同じニュースから複数の対極にあるシナリオを考える
一方で、消費が冷え込むことで景気が悪くなることも予想されています。飲食店やイベント会社などの困窮も何度もニュースになっていますが、これは、感染予防に気をつけながらも、お金を使ってほしいとの思惑が透けて見えます。
このようにニュースの背後にある「人や組織の思惑」を意識していると、社会の動向を洞察することが自然にできるようになり、生活のさまざまな側面で役立てることができます。
具体的な例を用いて日常生活から得られるニュースを使って社会動向を洞察してみましょう。
例えば、「住まい」に関わる不動産業界はどうなるでしょうか。社会動向を洞察するときのコツは複数の対極にあるシナリオを考えて、比較してみることです。では、やってみましょう。
2021年の前半、東京都心(渋谷など)のオフィス賃料が急激に下降したというニュースがありました。このニュースの裏側には誰がいるのか。渋谷などの賃料下落が激しいことの要因に渋谷にはIT系の企業が多く、早い段階からそれらの企業がリモートワークに移行したことが指摘されています。
一つは、リモートワークが進展して、IT企業以外にも伝播し東京にオフィスを構える必要がなくなり、オフィスの賃貸需要の減少が固定化されるというシナリオです。このシナリオだけ見れば、東京の不動産価格は全体的に下がっていくだろうという洞察も可能かもしれません。
もう一つのシナリオは、あえて逆の想定をしてみます。

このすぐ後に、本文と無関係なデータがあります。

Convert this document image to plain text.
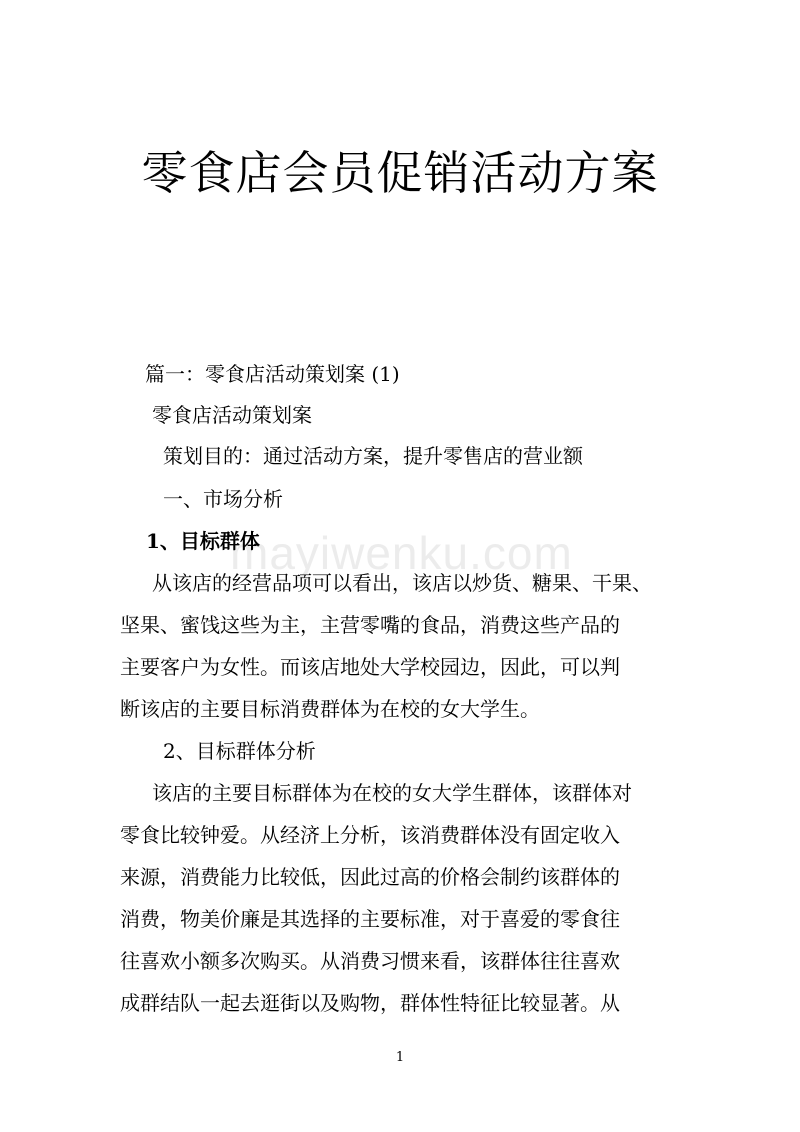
零食店会员促销活动方案
mayiwenku.com
篇一：零食店活动策划案 (1)
零食店活动策划案
策划目的：通过活动方案，提升零售店的营业额
一、市场分析
1、目标群体
从该店的经营品项可以看出，该店以炒货、糖果、干果、
坚果、蜜饯这些为主，主营零嘴的食品，消费这些产品的
主要客户为女性。而该店地处大学校园边，因此，可以判
断该店的主要目标消费群体为在校的女大学生。
2、目标群体分析
该店的主要目标群体为在校的女大学生群体，该群体对
零食比较钟爱。从经济上分析，该消费群体没有固定收入
来源，消费能力比较低，因此过高的价格会制约该群体的
消费，物美价廉是其选择的主要标准，对于喜爱的零食往
往喜欢小额多次购买。从消费习惯来看，该群体往往喜欢
成群结队一起去逛街以及购物，群体性特征比较显著。从
1
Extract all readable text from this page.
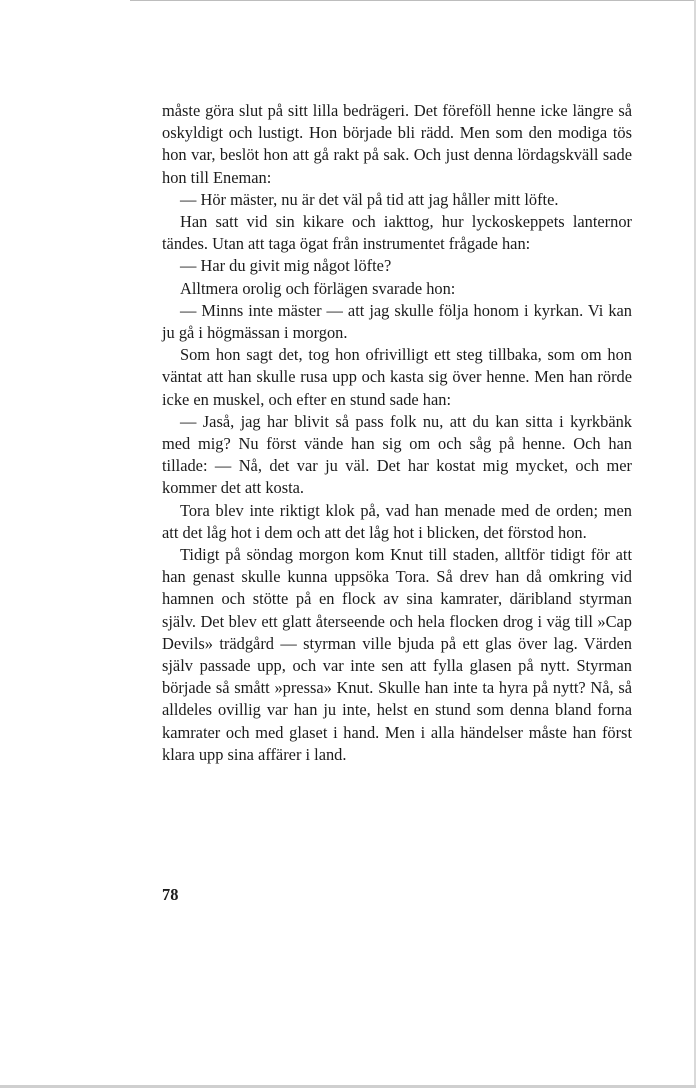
måste göra slut på sitt lilla bedrägeri. Det föreföll henne icke längre så oskyldigt och lustigt. Hon började bli rädd. Men som den modiga tös hon var, beslöt hon att gå rakt på sak. Och just denna lördagskväll sade hon till Eneman:

— Hör mäster, nu är det väl på tid att jag håller mitt löfte.

Han satt vid sin kikare och iakttog, hur lyckoskeppets lanternor tändes. Utan att taga ögat från instrumentet frågade han:

— Har du givit mig något löfte?

Alltmera orolig och förlägen svarade hon:

— Minns inte mäster — att jag skulle följa honom i kyrkan. Vi kan ju gå i högmässan i morgon.

Som hon sagt det, tog hon ofrivilligt ett steg tillbaka, som om hon väntat att han skulle rusa upp och kasta sig över henne. Men han rörde icke en muskel, och efter en stund sade han:

— Jaså, jag har blivit så pass folk nu, att du kan sitta i kyrkbänk med mig? Nu först vände han sig om och såg på henne. Och han tillade: — Nå, det var ju väl. Det har kostat mig mycket, och mer kommer det att kosta.

Tora blev inte riktigt klok på, vad han menade med de orden; men att det låg hot i dem och att det låg hot i blicken, det förstod hon.

Tidigt på söndag morgon kom Knut till staden, alltför tidigt för att han genast skulle kunna uppsöka Tora. Så drev han då omkring vid hamnen och stötte på en flock av sina kamrater, däribland styrman själv. Det blev ett glatt återseende och hela flocken drog i väg till »Cap Devils» trädgård — styrman ville bjuda på ett glas över lag. Värden själv passade upp, och var inte sen att fylla glasen på nytt. Styrman började så smått »pressa» Knut. Skulle han inte ta hyra på nytt? Nå, så alldeles ovillig var han ju inte, helst en stund som denna bland forna kamrater och med glaset i hand. Men i alla händelser måste han först klara upp sina affärer i land.

78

近年、複数会社でのシェアオフィスやコワーキングスペースが増加し活況を呈しているというニュースを見ることが多くなりました。
この裏側にはやはり一人では仕事が進まないという人も多く、かといって会社には行けないという人たちや近年増加しているフリーランスの人々が、コワーキングスペースに集まっていることが指摘されています。フリーランス化が大きく進展し、コワーキングスペースの需要が高まり、都心のオフィス賃料は思ったほど下がらない、むしろ今後は上がるかもしれないとの洞察もできます。